Immobilienentwicklung als Geschäftszweck
Die RESIDIO GmbH & Co. KG war als Immobilien- und Projektentwicklungsgesellschaft aufgestellt. Zum eingetragenen Unternehmensgegenstand gehörten die Projektierung sowie der Erwerb und Verkauf von bebauten und unbebauten Grundstücken. Darüber hinaus durfte die Gesellschaft Grundstücke bebauen, bestehende Immobilien sanieren und die fertiggestellten oder modernisierten Objekte vertreiben.
Damit deckte das Unternehmen wesentliche Abschnitte eines klassischen Projektentwicklungs- und Bauträgergeschäfts ab: vom Ankauf eines Grundstücks über die Planung und Bebauung beziehungsweise Sanierung bis zum anschließenden Verkauf.
Welche konkreten Bau- oder Sanierungsvorhaben die RESIDIO GmbH & Co. KG selbst verwirklicht und verkauft hat, lässt sich anhand öffentlich zugänglicher Informationen allerdings nicht eindeutig feststellen. Ein eigener Internetauftritt mit einer nachvollziehbaren Projektübersicht, konkreten Referenzobjekten oder aktuell angebotenen Immobilien war nicht feststellbar. Deshalb kann nicht sicher beurteilt werden, in welchem Umfang die im Handelsregister genannten Tätigkeiten tatsächlich ausgeübt wurden.
Teil eines größeren Firmenverbundes
Die RESIDIO GmbH & Co. KG war in ein umfangreicheres Netzwerk von Immobilien-, Planungs- und Projektgesellschaften aus Peine eingebunden. Persönlich haftende Gesellschafterin ist die Taurus GmbH, die ebenfalls ihren Sitz in der Hopfenstraße 13 in Peine hat.
Die Taurus GmbH wird von Reinhard Kellner und Jens Segler geführt. Beide vertreten über diese Gesellschaft mittelbar auch die RESIDIO GmbH & Co.

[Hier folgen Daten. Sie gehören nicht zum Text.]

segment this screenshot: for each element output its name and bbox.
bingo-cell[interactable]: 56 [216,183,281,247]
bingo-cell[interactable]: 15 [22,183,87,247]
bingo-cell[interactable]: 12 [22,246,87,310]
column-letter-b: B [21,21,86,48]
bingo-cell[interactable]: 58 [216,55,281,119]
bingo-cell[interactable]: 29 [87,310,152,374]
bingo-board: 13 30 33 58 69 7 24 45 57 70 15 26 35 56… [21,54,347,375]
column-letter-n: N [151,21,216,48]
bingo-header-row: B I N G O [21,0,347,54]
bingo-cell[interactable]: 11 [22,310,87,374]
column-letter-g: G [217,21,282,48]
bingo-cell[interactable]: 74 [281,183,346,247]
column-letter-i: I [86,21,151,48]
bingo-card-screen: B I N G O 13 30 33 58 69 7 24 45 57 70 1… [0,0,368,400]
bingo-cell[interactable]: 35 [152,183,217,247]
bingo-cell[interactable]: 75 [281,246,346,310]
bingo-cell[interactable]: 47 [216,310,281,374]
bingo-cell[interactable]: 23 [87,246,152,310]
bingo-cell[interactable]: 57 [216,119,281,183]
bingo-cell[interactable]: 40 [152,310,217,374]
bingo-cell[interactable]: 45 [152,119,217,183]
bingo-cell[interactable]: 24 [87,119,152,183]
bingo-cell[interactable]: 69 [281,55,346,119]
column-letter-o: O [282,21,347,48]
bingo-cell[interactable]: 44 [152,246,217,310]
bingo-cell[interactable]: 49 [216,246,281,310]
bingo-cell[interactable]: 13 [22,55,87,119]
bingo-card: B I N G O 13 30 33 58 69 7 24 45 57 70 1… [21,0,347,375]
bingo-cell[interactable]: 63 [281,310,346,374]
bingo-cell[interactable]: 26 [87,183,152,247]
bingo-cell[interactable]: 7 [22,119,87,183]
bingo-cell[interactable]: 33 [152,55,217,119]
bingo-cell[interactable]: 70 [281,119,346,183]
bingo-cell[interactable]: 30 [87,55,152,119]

KG. Die Taurus GmbH fungiert zudem bei mehreren weiteren Projektgesellschaften als persönlich haftende Gesellschafterin. Dazu zählen unter anderem Gesellschaften mit den Bezeichnungen Mira, Agena, Capella, Nova, Albirio und Alkor.
Auch die KSliving GmbH, ein Planungs- und Ingenieurunternehmen aus Peine, steht personell und über die gemeinsame Geschäftsanschrift mit diesem Firmenumfeld in Verbindung. Über deren Vermögen war bereits Anfang 2025 ein vorläufiges Insolvenzverfahren angeordnet worden. Daraus folgt jedoch nicht automatisch, dass die wirtschaftlichen Schwierigkeiten der RESIDIO GmbH & Co. KG dieselben Ursachen haben. Die Verbindungen zeigen zunächst lediglich die gemeinsame personelle und organisatorische Struktur.
Keine Informationen zu Schulden und Immobilienbestand
Aus dem veröffentlichten Beschluss geht nicht hervor, wie hoch die Verbindlichkeiten der RESIDIO GmbH & Co. KG sind. Ebenfalls nicht mitgeteilt wird, ob sich zum Zeitpunkt der Entscheidung noch Grundstücke, Gebäude, Beteiligungen oder offene Kaufpreisforderungen im Gesellschaftsvermögen befanden.
Die Abweisung mangels Masse bedeutet nicht zwingend, dass überhaupt kein Vermögen vorhanden ist. Entscheidend ist, dass das voraussichtlich verwertbare Vermögen nach der gerichtlichen Prüfung nicht ausreicht, um die Kosten eines eröffneten Insolvenzverfahrens zu decken. Zu diesen Kosten würden insbesondere die Gerichtskosten sowie die Vergütung eines Insolvenzverwalters gehören.
Ein ausreichender Kostenvorschuss, mit dem die Eröffnung trotz fehlender Masse noch ermöglicht werden könnte, wurde offenbar nicht geleistet.
Kein Insolvenzverwalter und keine Forderungsanmeldung
Da das Gericht das Insolvenzverfahren nicht eröffnet hat, wird kein Insolvenzverwalter bestellt. Es findet auch keine reguläre Anmeldung und Prüfung der Gläubigerforderungen in einer Insolvenztabelle statt.
Gläubiger müssen daher selbst prüfen, ob sie ihre Ansprüche außerhalb eines Insolvenzverfahrens weiterverfolgen können und ob überhaupt noch vollstreckbares Vermögen vorhanden ist. Die Abweisung mangels Masse kann außerdem zur Auflösung der Gesellschaft und später zu ihrer Löschung aus dem Handelsregister führen. Vor einer Löschung müssen allerdings noch bestehende Abwicklungsmaßnahmen erledigt werden.
Gegen die Entscheidung können die dazu berechtigten Beteiligten innerhalb einer Notfrist von zwei Wochen sofortige Beschwerde beim Amtsgericht Gifhorn einlegen.